Algorithm speeds metabolic pathway analysis, spurring computational advances in network science
Scientists need a systematic understanding of cellular functioning to metabolically engineer microbes that produce biofuels and other high-value products, and to design drugs that combat pathogens and cancers. Metabolic networks are highly complex, however, so researchers computationally break them down into simplified metabolic pathways in order to analyze function. Think of the complex network of roads between New York City and Seattle. The simplified pathways help determine an optimum route.
But imagine confronting the entire United States map in search of a route, where every road and alternate route is an unmarked candidate pathway. Such computational complexity puts a strain on the current tools for analyzing complex metabolic networks.
A new paper written by Pacific Northwest National Laboratory computational biologist Hyun-Seob Song and three colleagues proposes a novel optimization approach that leads to a remarkable reduction in computation time.

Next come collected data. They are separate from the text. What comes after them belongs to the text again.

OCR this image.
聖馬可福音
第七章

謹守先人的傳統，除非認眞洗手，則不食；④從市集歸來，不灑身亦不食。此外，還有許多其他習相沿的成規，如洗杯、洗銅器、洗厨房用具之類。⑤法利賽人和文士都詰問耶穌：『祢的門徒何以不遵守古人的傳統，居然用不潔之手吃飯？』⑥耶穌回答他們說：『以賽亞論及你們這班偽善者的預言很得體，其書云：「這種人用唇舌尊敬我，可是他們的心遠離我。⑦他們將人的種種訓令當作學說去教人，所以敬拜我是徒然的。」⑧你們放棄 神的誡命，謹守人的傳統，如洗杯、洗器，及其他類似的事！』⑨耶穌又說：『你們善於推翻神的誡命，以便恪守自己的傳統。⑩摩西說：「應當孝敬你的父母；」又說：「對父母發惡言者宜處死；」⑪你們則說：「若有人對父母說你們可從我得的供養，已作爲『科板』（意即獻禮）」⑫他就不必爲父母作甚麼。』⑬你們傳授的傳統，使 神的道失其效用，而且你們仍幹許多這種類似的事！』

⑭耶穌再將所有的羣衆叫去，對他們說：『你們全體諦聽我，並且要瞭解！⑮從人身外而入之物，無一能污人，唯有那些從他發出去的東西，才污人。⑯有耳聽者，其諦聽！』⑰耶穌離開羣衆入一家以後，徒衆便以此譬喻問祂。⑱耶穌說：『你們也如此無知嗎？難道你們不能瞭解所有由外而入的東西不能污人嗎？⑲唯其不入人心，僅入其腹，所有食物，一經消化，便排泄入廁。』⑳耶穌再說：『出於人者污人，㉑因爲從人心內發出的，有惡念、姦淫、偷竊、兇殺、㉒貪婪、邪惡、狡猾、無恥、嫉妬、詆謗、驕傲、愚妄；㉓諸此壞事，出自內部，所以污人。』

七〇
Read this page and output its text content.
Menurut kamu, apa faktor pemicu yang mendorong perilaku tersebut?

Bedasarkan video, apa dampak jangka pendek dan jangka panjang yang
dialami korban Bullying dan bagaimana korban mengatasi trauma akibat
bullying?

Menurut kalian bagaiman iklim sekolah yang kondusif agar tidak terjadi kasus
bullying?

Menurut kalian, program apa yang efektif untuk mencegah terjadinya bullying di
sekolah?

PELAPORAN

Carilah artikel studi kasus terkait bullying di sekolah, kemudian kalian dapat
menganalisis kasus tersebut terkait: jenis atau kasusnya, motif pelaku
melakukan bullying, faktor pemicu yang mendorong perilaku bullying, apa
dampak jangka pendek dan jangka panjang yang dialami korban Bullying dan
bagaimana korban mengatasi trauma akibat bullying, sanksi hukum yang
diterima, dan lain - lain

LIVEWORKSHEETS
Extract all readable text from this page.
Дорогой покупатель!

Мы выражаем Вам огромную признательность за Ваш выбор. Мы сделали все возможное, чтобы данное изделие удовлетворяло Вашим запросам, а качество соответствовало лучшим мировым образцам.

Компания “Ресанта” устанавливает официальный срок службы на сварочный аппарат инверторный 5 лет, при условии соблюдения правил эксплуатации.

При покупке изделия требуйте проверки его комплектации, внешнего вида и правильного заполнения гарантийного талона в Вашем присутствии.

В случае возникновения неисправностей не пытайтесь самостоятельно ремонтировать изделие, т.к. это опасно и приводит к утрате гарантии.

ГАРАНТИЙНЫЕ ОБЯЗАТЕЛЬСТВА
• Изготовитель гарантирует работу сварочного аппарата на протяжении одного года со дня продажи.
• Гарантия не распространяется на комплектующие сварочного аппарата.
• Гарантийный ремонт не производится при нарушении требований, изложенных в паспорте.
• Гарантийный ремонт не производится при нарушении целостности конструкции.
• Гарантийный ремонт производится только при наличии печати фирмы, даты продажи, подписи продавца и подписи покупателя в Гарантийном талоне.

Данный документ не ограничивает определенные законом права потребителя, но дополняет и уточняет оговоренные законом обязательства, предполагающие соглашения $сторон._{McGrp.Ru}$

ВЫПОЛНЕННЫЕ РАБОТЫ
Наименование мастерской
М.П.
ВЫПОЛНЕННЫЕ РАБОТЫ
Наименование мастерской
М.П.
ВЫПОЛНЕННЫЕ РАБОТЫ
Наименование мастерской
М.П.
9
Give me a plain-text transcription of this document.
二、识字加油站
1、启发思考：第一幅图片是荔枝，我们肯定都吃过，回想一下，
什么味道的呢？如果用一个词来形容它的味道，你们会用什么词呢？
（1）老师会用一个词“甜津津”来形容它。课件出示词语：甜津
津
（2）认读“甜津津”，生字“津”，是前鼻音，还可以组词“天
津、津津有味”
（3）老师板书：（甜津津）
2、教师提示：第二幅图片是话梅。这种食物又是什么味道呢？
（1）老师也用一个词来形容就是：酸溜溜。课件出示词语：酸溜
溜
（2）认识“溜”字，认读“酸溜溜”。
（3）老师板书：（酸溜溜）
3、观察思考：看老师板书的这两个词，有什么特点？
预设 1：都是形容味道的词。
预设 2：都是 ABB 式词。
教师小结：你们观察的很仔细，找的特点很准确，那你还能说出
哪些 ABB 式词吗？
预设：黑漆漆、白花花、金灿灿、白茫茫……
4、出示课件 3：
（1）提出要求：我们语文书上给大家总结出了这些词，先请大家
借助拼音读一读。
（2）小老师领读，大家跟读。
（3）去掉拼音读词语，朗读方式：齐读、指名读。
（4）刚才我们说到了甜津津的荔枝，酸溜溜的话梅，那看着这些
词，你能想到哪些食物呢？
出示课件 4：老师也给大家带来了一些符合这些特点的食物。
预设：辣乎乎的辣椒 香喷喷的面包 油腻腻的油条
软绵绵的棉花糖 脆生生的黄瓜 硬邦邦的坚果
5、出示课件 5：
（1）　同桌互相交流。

Identifying All Possible Alternative Paths
For calculating metabolic pathways, their proposed alternate integer linear programming (AILP) reduces computation time by orders of magnitude compared to the commonly used mixed integer linear programming (MILP). It enables all possible alternative paths in a given network to be systematically identified, a key measure for evaluating the robustness of metabolic networks.
AILP also provides a new conceptual basis for analyzing other biological network systems, including biogeochemical reaction networks and interspecies interaction networks. Extended, the new algorithm could in the future be used to analyze complex networks of any kind, including electricity and water distribution systems.
Benefits to Bioengineering and Biomedicine
It is important to analyze metabolic pathways for bioengineering and biomedical applications. Such analyses, obtained by creating simpler pathway units, can be used to design new industrially useful microorganisms or to develop drugs that target specific metabolic reactions in pathogens or cancer cells.
However, computing such metabolic pathways from genome-scale metabolic networks all at one time is practically impossible. "The number in genome-scale metabolic networks is truly high - millions to billions," said lead author Song. "Therefore it is very challenging to calculate them simultaneously."
At present, scientists use algorithmic optimization methods to sequentially calculate simplified metabolic pathways through iteration. But the efficiency of mixed integer linear programing (MILP), the most common iterative method, quickly declines the more an iteration goes on.
That's because it has to simultaneously "solve" both the integer and linear programing of a given network - two optimization problems at one time. "As the number builds up," said Song, "the computational burden of MILP increases exponentially."
Splitting Computational Steps
Song and collaborators from the United States, India, and Israel propose a new method of sequential computation. Their alternate integer linear programming (AILP) splits MILP into two separate computational steps, integer programming and linear programming. That makes the problem of computing metabolic pathways from complex networks composed of thousands of reactions doable.
To demonstrate the efficiency of AILP compared to MILP, the researchers used genome-scale networks of Saccharomyces cerevisiae and E. coli.
The original motivation for the algorithm was to more efficiently identify metabolic pathways, which on the genome scale are explosively complicated. But Song envisions a day when variants of the AILP algorithm are used to analyze complex networks outside of biology, including transit systems, water delivery networks, and energy supply systems.
In what Song called a "nice bonus," the new algorithm also calculates - without any extra computational time - "minimal cut sets" within metabolic pathways. Those are the key points along a pathway that, if cut or blocked, stop the operation of the whole network. Identifying cut sets could provide researchers with metabolic target points, where a gene or protein could be deactivated in order to stop the growth of a cancer cell or a pathogen.
Song and his collaborators are now busy extending their method to nonlinear problems in order to apply AILP to complex network systems elsewhere in science and engineering.